We have some traditions in our family that sort of happened. One of them has turned out to be phantom messages. The white counter top on the breakfast bar in the center of our kitchen became a message center years ago. Rather than leaving messages on scraps of paper, we used erasable crayons and wrote on the counter top. Since we rarely sat down at the table to eat, this island was the social center of our home; and if you wanted someone to get a message, you wrote it out on the counter. Often the messages would become works of art or literature. I regret not having saved many of these messages. One of our kids would create a limerick, tongue twister or a poem. Soon, another would add a verse or revise it--sometimes with ulterior motives. I remember a few lines that went:
How many steeds could weed seeds feed
if weed seeds could feed steeds?
Once, of the kids changed the grammar on a poem to make it incorrect. Another, seeing the solecism, underlined the error and wrote in the margin, "You can do better than this. See me after class."
Even now, though our children are away on their own, we'll occasionally have a message when we come home. Sometimes it entails toys arranged in disturbing poses--like Mr. Potato Head standing over another Potato Head holding a potato smasher.
Recently, my wife bought a 5'5" teddy bear at Costco and left it in our living room.
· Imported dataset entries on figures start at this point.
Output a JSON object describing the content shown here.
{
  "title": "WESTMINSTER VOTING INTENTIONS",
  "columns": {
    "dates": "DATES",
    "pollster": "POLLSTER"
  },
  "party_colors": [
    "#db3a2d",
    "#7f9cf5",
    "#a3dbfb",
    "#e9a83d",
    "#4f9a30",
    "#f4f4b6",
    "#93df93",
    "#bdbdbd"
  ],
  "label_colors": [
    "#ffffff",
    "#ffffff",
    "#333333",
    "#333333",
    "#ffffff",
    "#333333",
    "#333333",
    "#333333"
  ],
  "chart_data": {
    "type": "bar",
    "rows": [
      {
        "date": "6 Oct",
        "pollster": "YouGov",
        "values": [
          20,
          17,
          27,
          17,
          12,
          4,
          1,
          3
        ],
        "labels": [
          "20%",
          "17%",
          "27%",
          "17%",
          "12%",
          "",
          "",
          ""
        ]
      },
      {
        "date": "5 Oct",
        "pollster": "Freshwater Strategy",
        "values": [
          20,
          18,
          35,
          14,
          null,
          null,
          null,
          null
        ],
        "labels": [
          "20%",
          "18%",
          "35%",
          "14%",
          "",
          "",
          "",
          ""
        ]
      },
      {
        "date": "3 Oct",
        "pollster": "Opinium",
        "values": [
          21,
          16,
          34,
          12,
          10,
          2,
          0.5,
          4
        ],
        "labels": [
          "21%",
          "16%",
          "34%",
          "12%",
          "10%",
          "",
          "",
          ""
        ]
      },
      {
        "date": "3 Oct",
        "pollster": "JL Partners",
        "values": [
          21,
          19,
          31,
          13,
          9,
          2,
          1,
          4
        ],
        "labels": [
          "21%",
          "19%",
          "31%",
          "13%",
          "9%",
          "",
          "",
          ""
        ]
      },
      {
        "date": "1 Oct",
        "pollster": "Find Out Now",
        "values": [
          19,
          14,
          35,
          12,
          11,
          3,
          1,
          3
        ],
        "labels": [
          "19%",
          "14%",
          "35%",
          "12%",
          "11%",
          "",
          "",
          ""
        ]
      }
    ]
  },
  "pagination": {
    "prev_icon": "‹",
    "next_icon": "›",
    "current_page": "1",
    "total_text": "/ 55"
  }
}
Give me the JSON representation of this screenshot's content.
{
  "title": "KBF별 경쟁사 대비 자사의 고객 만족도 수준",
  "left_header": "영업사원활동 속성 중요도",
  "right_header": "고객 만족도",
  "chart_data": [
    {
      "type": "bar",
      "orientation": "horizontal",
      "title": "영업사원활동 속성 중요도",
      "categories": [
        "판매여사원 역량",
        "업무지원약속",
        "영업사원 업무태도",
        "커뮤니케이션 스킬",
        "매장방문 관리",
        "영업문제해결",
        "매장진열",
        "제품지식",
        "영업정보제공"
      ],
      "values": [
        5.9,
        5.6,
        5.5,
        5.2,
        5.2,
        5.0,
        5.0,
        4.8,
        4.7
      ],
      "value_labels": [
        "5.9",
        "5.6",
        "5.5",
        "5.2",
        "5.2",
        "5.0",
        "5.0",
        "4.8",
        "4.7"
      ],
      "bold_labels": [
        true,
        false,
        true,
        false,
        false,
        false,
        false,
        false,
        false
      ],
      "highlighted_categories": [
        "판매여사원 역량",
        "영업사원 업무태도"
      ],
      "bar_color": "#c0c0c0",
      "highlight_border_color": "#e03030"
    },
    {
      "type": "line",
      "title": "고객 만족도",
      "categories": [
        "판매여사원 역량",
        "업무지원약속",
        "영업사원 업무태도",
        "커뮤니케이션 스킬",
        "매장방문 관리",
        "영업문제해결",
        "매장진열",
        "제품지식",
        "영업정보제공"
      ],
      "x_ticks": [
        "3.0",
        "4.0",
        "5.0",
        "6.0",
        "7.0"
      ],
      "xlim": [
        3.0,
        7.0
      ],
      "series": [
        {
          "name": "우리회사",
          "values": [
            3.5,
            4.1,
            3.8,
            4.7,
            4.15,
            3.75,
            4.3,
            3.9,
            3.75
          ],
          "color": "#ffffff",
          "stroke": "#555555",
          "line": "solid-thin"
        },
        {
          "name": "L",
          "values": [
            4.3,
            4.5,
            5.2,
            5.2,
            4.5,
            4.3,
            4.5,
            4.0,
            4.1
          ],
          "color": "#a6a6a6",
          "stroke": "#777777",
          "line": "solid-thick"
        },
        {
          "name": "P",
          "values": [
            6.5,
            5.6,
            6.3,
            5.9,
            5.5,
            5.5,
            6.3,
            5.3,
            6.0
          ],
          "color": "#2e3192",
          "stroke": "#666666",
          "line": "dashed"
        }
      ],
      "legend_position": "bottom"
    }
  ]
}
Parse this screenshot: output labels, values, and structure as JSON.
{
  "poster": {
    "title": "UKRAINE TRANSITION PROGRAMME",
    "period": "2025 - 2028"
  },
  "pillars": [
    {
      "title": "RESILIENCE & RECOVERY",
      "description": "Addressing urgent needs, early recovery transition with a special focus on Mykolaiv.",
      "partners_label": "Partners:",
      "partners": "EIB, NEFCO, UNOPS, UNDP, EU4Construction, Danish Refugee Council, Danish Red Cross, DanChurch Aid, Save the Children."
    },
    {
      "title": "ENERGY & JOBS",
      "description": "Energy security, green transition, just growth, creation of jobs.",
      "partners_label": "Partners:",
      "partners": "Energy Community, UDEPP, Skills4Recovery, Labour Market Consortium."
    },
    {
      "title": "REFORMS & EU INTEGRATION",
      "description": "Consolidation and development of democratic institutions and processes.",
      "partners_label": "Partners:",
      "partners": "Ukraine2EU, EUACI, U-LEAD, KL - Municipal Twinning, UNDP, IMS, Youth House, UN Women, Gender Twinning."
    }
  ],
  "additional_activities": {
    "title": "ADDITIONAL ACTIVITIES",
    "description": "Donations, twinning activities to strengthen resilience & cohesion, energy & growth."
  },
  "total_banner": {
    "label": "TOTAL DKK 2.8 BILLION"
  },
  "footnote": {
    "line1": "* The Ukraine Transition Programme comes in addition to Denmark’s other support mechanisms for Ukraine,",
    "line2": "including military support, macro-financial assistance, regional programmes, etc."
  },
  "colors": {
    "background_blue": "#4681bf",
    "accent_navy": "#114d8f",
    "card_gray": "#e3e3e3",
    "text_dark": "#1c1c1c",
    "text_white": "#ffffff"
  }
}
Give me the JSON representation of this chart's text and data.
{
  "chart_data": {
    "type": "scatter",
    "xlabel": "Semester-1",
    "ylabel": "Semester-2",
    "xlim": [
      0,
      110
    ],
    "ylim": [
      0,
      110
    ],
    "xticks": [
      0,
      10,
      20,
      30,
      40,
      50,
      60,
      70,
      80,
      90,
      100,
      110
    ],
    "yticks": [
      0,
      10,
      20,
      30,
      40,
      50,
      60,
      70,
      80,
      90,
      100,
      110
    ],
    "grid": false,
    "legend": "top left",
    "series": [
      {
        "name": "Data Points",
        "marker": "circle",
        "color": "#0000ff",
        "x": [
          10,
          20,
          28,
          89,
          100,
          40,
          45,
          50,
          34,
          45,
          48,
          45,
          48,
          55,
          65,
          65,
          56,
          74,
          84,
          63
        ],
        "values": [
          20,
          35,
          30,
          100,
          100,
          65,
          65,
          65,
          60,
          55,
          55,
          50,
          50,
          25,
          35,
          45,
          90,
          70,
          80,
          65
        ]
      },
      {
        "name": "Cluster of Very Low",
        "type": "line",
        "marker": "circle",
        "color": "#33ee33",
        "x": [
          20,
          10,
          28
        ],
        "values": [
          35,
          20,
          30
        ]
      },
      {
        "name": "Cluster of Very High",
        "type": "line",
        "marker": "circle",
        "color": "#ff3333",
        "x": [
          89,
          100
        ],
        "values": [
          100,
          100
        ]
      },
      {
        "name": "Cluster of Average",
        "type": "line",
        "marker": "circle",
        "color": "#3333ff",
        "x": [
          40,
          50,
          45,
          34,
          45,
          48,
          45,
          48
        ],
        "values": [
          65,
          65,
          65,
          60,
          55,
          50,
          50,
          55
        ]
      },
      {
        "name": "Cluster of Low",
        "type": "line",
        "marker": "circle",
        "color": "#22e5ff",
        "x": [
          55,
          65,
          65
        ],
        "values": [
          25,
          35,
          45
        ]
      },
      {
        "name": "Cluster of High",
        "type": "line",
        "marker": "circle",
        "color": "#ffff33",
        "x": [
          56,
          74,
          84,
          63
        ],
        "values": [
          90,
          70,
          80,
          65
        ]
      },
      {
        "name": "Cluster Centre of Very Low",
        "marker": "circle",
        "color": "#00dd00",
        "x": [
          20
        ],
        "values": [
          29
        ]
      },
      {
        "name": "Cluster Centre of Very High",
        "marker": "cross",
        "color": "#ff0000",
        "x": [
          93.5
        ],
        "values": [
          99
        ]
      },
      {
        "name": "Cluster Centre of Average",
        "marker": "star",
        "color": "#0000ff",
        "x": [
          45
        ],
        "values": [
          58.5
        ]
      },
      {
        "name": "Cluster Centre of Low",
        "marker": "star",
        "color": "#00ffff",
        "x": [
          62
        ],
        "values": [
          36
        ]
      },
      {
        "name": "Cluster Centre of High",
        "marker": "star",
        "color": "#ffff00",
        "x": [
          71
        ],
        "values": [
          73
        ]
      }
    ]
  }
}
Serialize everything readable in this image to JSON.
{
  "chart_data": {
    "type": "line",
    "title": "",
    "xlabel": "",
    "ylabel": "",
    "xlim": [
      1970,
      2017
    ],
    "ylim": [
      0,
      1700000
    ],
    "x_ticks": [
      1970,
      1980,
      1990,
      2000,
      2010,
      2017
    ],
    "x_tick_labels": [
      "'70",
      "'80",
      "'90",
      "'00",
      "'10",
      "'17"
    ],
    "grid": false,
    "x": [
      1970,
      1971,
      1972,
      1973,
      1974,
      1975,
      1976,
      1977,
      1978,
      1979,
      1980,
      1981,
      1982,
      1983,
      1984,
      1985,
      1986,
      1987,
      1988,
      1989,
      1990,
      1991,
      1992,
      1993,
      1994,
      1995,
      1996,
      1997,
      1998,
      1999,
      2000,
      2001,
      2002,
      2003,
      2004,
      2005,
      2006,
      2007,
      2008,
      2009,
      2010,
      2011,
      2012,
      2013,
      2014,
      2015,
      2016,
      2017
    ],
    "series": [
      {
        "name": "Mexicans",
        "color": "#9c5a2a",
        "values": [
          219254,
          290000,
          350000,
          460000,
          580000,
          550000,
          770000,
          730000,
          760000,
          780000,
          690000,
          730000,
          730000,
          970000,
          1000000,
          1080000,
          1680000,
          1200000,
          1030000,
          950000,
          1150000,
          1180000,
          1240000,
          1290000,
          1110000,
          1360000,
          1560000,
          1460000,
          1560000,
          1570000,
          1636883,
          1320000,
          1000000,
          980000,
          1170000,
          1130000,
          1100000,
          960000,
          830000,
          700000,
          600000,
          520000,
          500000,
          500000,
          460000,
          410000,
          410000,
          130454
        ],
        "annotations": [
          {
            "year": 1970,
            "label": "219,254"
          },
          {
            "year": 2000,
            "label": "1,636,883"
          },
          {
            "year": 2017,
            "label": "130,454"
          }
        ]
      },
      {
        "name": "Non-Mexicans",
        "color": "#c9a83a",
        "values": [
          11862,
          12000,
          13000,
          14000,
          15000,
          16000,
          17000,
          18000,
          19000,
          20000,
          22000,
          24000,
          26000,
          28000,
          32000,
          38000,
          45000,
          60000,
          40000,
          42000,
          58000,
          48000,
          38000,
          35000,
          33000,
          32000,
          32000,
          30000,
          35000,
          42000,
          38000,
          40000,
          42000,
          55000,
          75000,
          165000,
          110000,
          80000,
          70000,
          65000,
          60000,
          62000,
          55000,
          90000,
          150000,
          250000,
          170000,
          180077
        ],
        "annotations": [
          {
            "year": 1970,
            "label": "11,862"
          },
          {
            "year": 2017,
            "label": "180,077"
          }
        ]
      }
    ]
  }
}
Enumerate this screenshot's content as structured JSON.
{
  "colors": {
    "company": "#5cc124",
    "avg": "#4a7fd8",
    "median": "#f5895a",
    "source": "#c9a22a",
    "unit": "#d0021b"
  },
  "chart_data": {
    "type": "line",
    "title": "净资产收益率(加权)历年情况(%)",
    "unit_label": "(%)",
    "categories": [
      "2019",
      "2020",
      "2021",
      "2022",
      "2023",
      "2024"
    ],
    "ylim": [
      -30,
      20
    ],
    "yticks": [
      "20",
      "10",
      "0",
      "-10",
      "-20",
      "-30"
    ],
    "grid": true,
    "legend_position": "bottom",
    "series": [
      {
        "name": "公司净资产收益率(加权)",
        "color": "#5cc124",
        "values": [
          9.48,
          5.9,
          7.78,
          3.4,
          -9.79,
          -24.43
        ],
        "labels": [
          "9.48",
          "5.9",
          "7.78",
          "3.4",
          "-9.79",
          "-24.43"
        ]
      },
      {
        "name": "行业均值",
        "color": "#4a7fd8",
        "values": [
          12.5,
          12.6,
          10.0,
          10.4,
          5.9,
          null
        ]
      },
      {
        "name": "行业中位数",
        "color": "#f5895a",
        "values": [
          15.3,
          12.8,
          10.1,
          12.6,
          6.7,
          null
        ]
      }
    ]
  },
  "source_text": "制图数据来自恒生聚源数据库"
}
A few days later, I walked in to the kitchen to find the giant bear seated at the bar with a jar of peanut butter, a knife and some honey. I admit I was startled--more than once. I would forget he was there, walk into the kitchen and see this stranger in the room. A few days later, I came home to find the same bear seated in the family room, legs crossed, reading a book about bears to all the other toy bears in the house. Other books about bears were on the floor--with the notable exception of the pigeon with his book, Don't Let the Pigeon Stay Up Late! (not as good as Don't Let the Pigeon Drive The Bus!) Whoever set up this scene knew that pigeon would demand a role.
By morning, the scene had changed again. This time, the bear was seated behind a tripod and camera--with all the stuffed animals lined up for their photo.
Apparently, they were hungry this morning, because they were gathered around the table of the grandkids' kitchenette. The big bear was reaching in to the fridge. Pooh has a huge bowl; Eeyore is on the floor, excluded from the group--and with only one piece of cereal in a spoon. Max, (from "Where the Wild Things Are") has his foot on the table and only his area is messy.